Thank Dr. Jinshen He, for his editorial contributions to the manuscript.

Funding Statement

The study is supported by the National Natural Science Foundation of China (No. 81701552, No. 81873882).

Abbreviations

AH, acquired hemophilia; FVIII, coagulation factor VIII; FIX, coagulation factor IX; RDs, rheumatic diseases; BU, Bethesda units; APCC, activated prothrombin complex concentrate; PED, prednisone; Rit, Rituximab; CTX, cyclophosphamide; MMF, mycophenolate mofetil; IVIG, intravenous immunoglobulin; UK, unknown; Anti-Sm, anti-Smith; Anti-RNP, anti ribonucleoproteins; Anti dsDNA, anti double-stranded DNA; mPSN, methylprednisolone; PSN, prednisolone; rFVIIa, recombinant FVIIa; GC, glucocorticoid; FEIBA, factor VIII inhibitor bypass activity; HCQ, hydroxychloroquine; ITP, immune thrombocytopenia; ACA, anticardiolipin antibodies; anti-β2GPI, anti beta 2-glycoprotein I; APS, antiphospholipid syndrome.

Ethics and Consent

The ethics committee of the Second Xiangya Hospital of Central South University approved this study.
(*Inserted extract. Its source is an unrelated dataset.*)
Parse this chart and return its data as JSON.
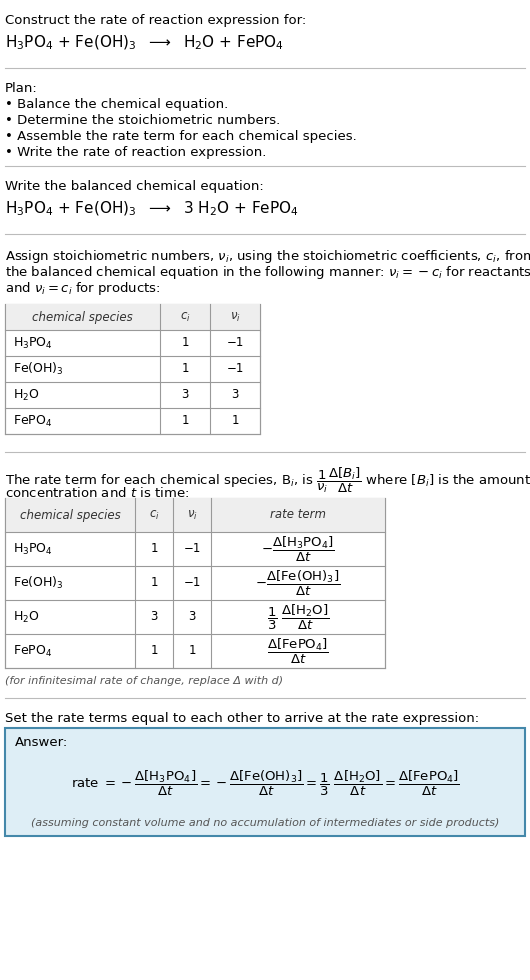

The patients/participants provided their written informed consent to participate in this study. Written informed consent was obtained from the individual(s) for the publication of any potentially identifiable images or data included in this article.

Disclosure

The authors report no conflicts of interest in this work.